1 - Que se passe-t-il aux 70 ans du détenteur de contrat ?

Pas de panique : votre ou vos contrats d’assurance-vie existants ne sont en rien menacés ! Le cap des 70 ans ne change la donne qu’en termes de succession. Sur les aspects purement financiers, contractuels ou fiscaux (impôt sur le revenu et ISF), rien - ou presque - n'évolue. Par ailleurs, en cas de décès, les versements effectués jusque là permettent toujours de faire profiter du très avantageux abattement de 152.500 euros par bénéficiaire : le fait de devenir septuagénaire ne remet pas en cause cet avantage.

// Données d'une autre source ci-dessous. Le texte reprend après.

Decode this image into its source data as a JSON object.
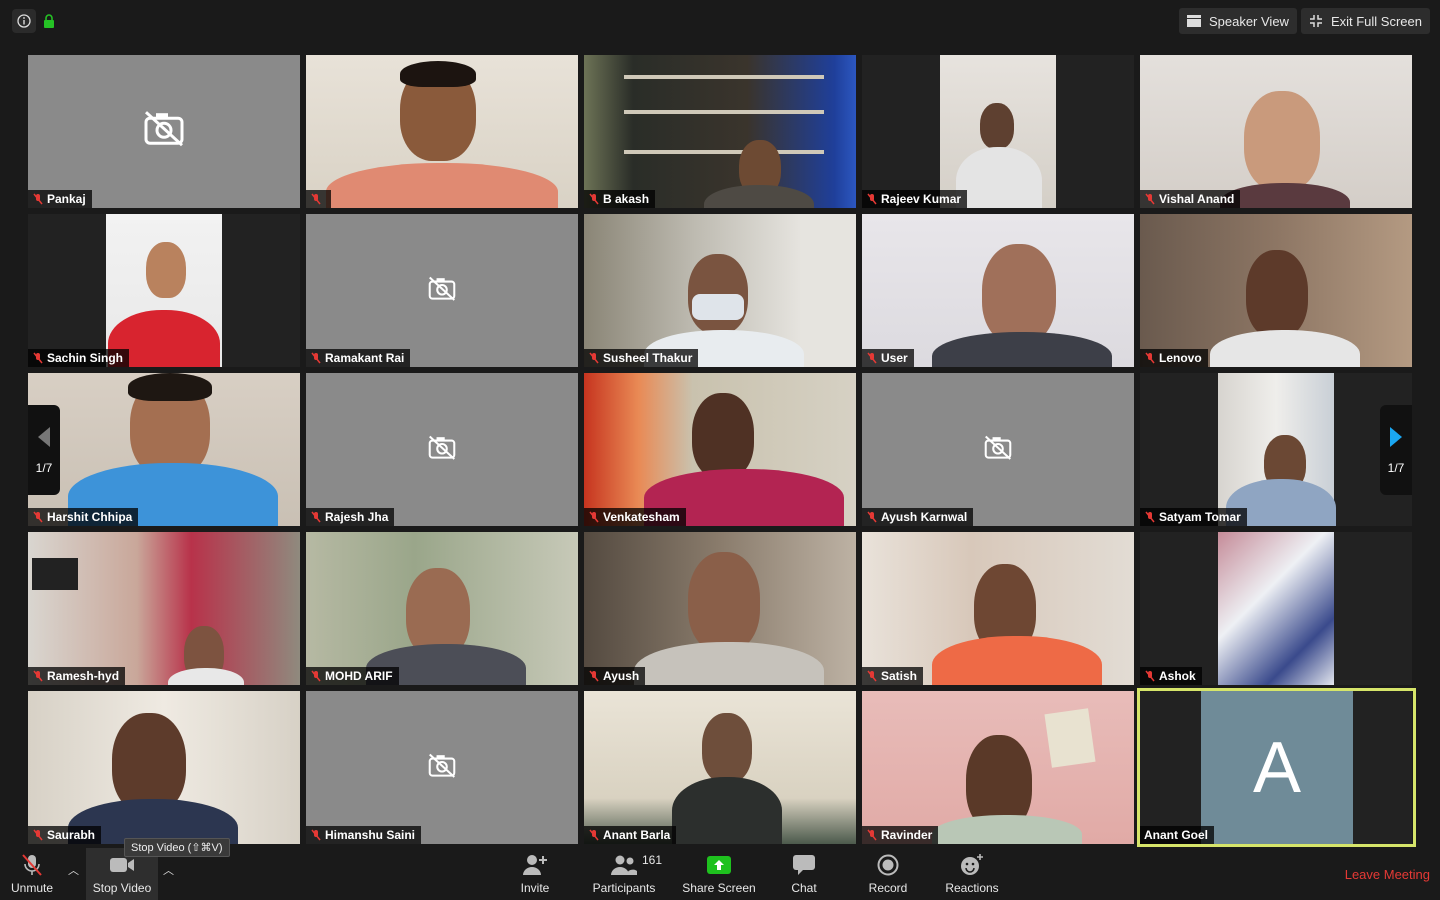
{
  "top": {
    "speaker_view": "Speaker View",
    "exit_full_screen": "Exit Full Screen"
  },
  "pager": {
    "left": "1/7",
    "right": "1/7"
  },
  "participants": [
    {
      "name": "Pankaj",
      "video": false
    },
    {
      "name": "",
      "video": true
    },
    {
      "name": "B akash",
      "video": true
    },
    {
      "name": "Rajeev Kumar",
      "video": true
    },
    {
      "name": "Vishal Anand",
      "video": true
    },
    {
      "name": "Sachin Singh",
      "video": true
    },
    {
      "name": "Ramakant Rai",
      "video": false
    },
    {
      "name": "Susheel Thakur",
      "video": true
    },
    {
      "name": "User",
      "video": true
    },
    {
      "name": "Lenovo",
      "video": true
    },
    {
      "name": "Harshit Chhipa",
      "video": true
    },
    {
      "name": "Rajesh Jha",
      "video": false
    },
    {
      "name": "Venkatesham",
      "video": true
    },
    {
      "name": "Ayush Karnwal",
      "video": false
    },
    {
      "name": "Satyam Tomar",
      "video": true
    },
    {
      "name": "Ramesh-hyd",
      "video": true
    },
    {
      "name": "MOHD ARIF",
      "video": true
    },
    {
      "name": "Ayush",
      "video": true
    },
    {
      "name": "Satish",
      "video": true
    },
    {
      "name": "Ashok",
      "video": true
    },
    {
      "name": "Saurabh",
      "video": true
    },
    {
      "name": "Himanshu Saini",
      "video": false
    },
    {
      "name": "Anant Barla",
      "video": true
    },
    {
      "name": "Ravinder",
      "video": true
    },
    {
      "name": "Anant Goel",
      "video": false,
      "avatar_letter": "A",
      "active_speaker": true
    }
  ],
  "toolbar": {
    "unmute": "Unmute",
    "stop_video": "Stop Video",
    "stop_video_tooltip": "Stop Video (⇧⌘V)",
    "invite": "Invite",
    "participants": "Participants",
    "participants_count": "161",
    "share_screen": "Share Screen",
    "chat": "Chat",
    "record": "Record",
    "reactions": "Reactions",
    "leave": "Leave Meeting"
  },
  "colors": {
    "background": "#1a1a1a",
    "active_speaker_border": "#d6e56a",
    "share_green": "#1ec11e",
    "leave_red": "#e53935",
    "muted_red": "#e53935",
    "pager_blue": "#1aa7f2"
  }
}
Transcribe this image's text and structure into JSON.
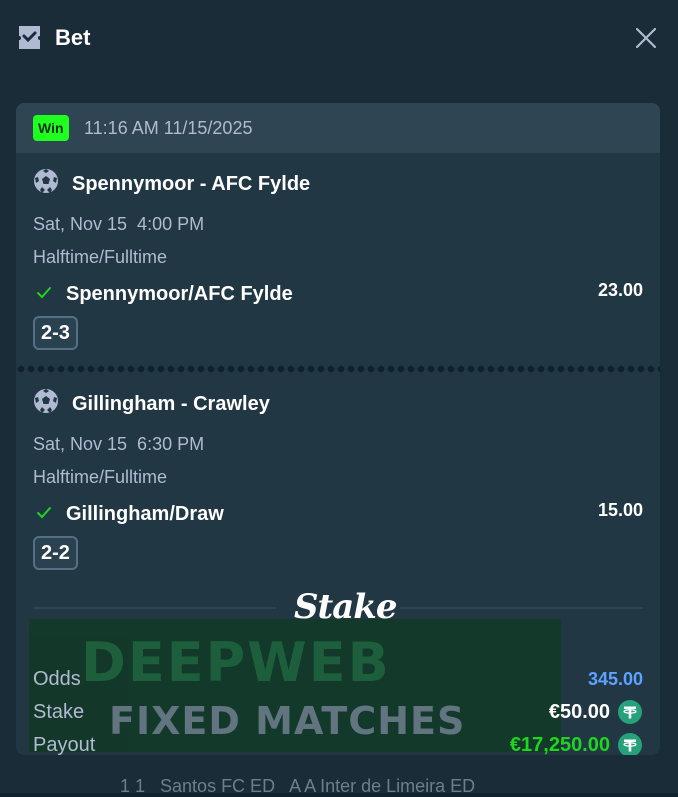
{
  "header": {
    "title": "Bet",
    "icon": "ticket-icon",
    "close_icon": "close-icon"
  },
  "bet": {
    "status": "Win",
    "status_color": "#1fff20",
    "timestamp": "11:16 AM 11/15/2025",
    "legs": [
      {
        "match": "Spennymoor - AFC Fylde",
        "date": "Sat, Nov 15  4:00 PM",
        "market": "Halftime/Fulltime",
        "selection": "Spennymoor/AFC Fylde",
        "odds": "23.00",
        "score": "2-3"
      },
      {
        "match": "Gillingham - Crawley",
        "date": "Sat, Nov 15  6:30 PM",
        "market": "Halftime/Fulltime",
        "selection": "Gillingham/Draw",
        "odds": "15.00",
        "score": "2-2"
      }
    ],
    "brand": "Stake",
    "watermark_line1": "DEEPWEB",
    "watermark_line2": "FIXED MATCHES",
    "summary": {
      "odds_label": "Odds",
      "odds_value": "345.00",
      "odds_color": "#5ea2ff",
      "stake_label": "Stake",
      "stake_value": "€50.00",
      "payout_label": "Payout",
      "payout_value": "€17,250.00",
      "payout_color": "#1fd51f",
      "currency_icon": "tether-icon"
    }
  },
  "background": {
    "partial_text": "1 1   Santos FC ED   A A Inter de Limeira ED"
  }
}
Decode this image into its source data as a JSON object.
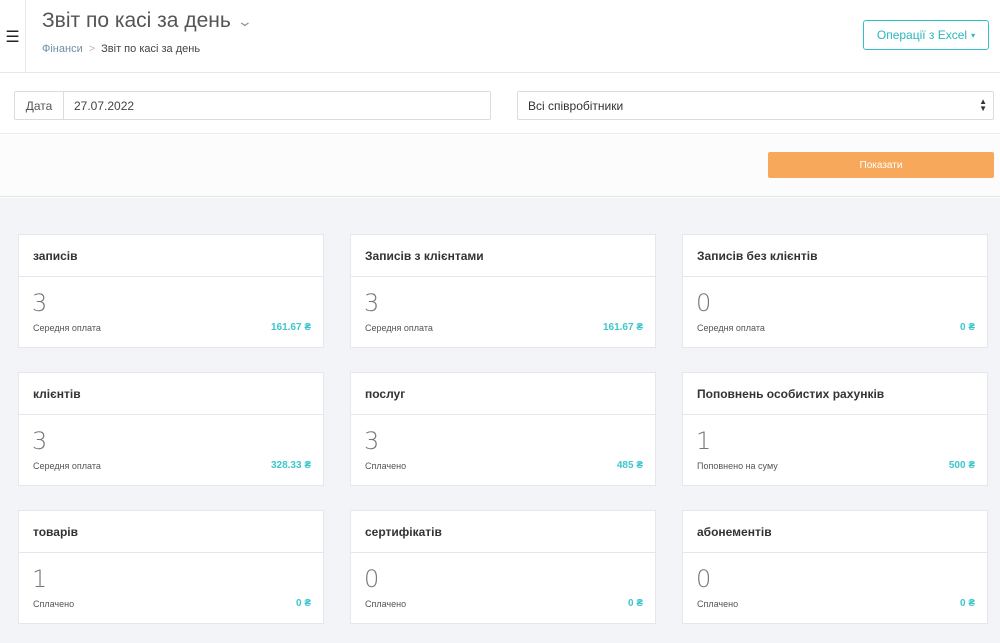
{
  "header": {
    "menu_icon": "hamburger-icon",
    "title": "Звіт по касі за день",
    "title_chevron": "chevron-down-icon",
    "breadcrumb": {
      "parent": "Фінанси",
      "separator": ">",
      "current": "Звіт по касі за день"
    },
    "excel_button": "Операції з Excel",
    "excel_caret": "▾"
  },
  "filters": {
    "date_label": "Дата",
    "date_value": "27.07.2022",
    "staff_value": "Всі співробітники"
  },
  "actions": {
    "show_button": "Показати"
  },
  "colors": {
    "accent": "#3cc6cd",
    "button": "#f8a85b",
    "background": "#f3f4f8"
  },
  "cards": [
    {
      "title": "записів",
      "value": "3",
      "sub": "Середня оплата",
      "amount": "161.67 ₴"
    },
    {
      "title": "Записів з клієнтами",
      "value": "3",
      "sub": "Середня оплата",
      "amount": "161.67 ₴"
    },
    {
      "title": "Записів без клієнтів",
      "value": "0",
      "sub": "Середня оплата",
      "amount": "0 ₴"
    },
    {
      "title": "клієнтів",
      "value": "3",
      "sub": "Середня оплата",
      "amount": "328.33 ₴"
    },
    {
      "title": "послуг",
      "value": "3",
      "sub": "Сплачено",
      "amount": "485 ₴"
    },
    {
      "title": "Поповнень особистих рахунків",
      "value": "1",
      "sub": "Поповнено на суму",
      "amount": "500 ₴"
    },
    {
      "title": "товарів",
      "value": "1",
      "sub": "Сплачено",
      "amount": "0 ₴"
    },
    {
      "title": "сертифікатів",
      "value": "0",
      "sub": "Сплачено",
      "amount": "0 ₴"
    },
    {
      "title": "абонементів",
      "value": "0",
      "sub": "Сплачено",
      "amount": "0 ₴"
    }
  ]
}
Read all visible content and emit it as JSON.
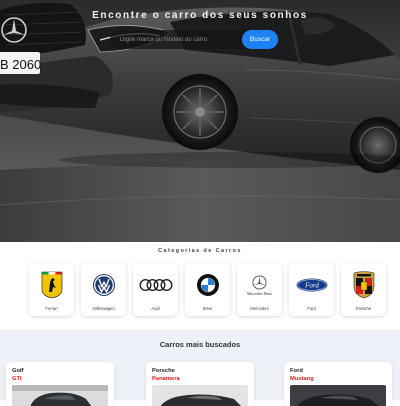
{
  "hero": {
    "title": "Encontre o carro dos seus sonhos",
    "plate_text": "B 2060",
    "search": {
      "placeholder": "Digite marca ou modelo do carro",
      "button_label": "Buscar"
    },
    "colors": {
      "button": "#1d82f5"
    }
  },
  "categories": {
    "title": "Categorias de Carros",
    "items": [
      {
        "name": "Ferrari",
        "icon": "ferrari-logo-icon"
      },
      {
        "name": "Volkswagen",
        "icon": "volkswagen-logo-icon"
      },
      {
        "name": "Audi",
        "icon": "audi-logo-icon"
      },
      {
        "name": "Bmw",
        "icon": "bmw-logo-icon"
      },
      {
        "name": "Mercedes",
        "icon": "mercedes-logo-icon",
        "logo_text": "Mercedes-Benz"
      },
      {
        "name": "Ford",
        "icon": "ford-logo-icon",
        "logo_text": "Ford"
      },
      {
        "name": "Porsche",
        "icon": "porsche-logo-icon"
      }
    ]
  },
  "most_searched": {
    "title": "Carros mais buscados",
    "cars": [
      {
        "brand": "Golf",
        "model": "GTI"
      },
      {
        "brand": "Porsche",
        "model": "Panamera"
      },
      {
        "brand": "Ford",
        "model": "Mustang"
      }
    ],
    "colors": {
      "model": "#e0191b"
    }
  }
}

En revanche, une fois fêté le 70e anniversaire, un nouveau décompte est enclenché si vous continuez à investir sur une assurance-vie. Les sommes déposées à partir de cet âge permettent uniquement de bénéficier d'une exonération jusqu’à 30.500 euros de versements, tous contrats et tous bénéficiaires confondus. Au-delà de ce seuil, les sommes versées rejoignent l’actif successoral, et sont soumis aux droits de succession habituels, ce qui est donc moins avantageux.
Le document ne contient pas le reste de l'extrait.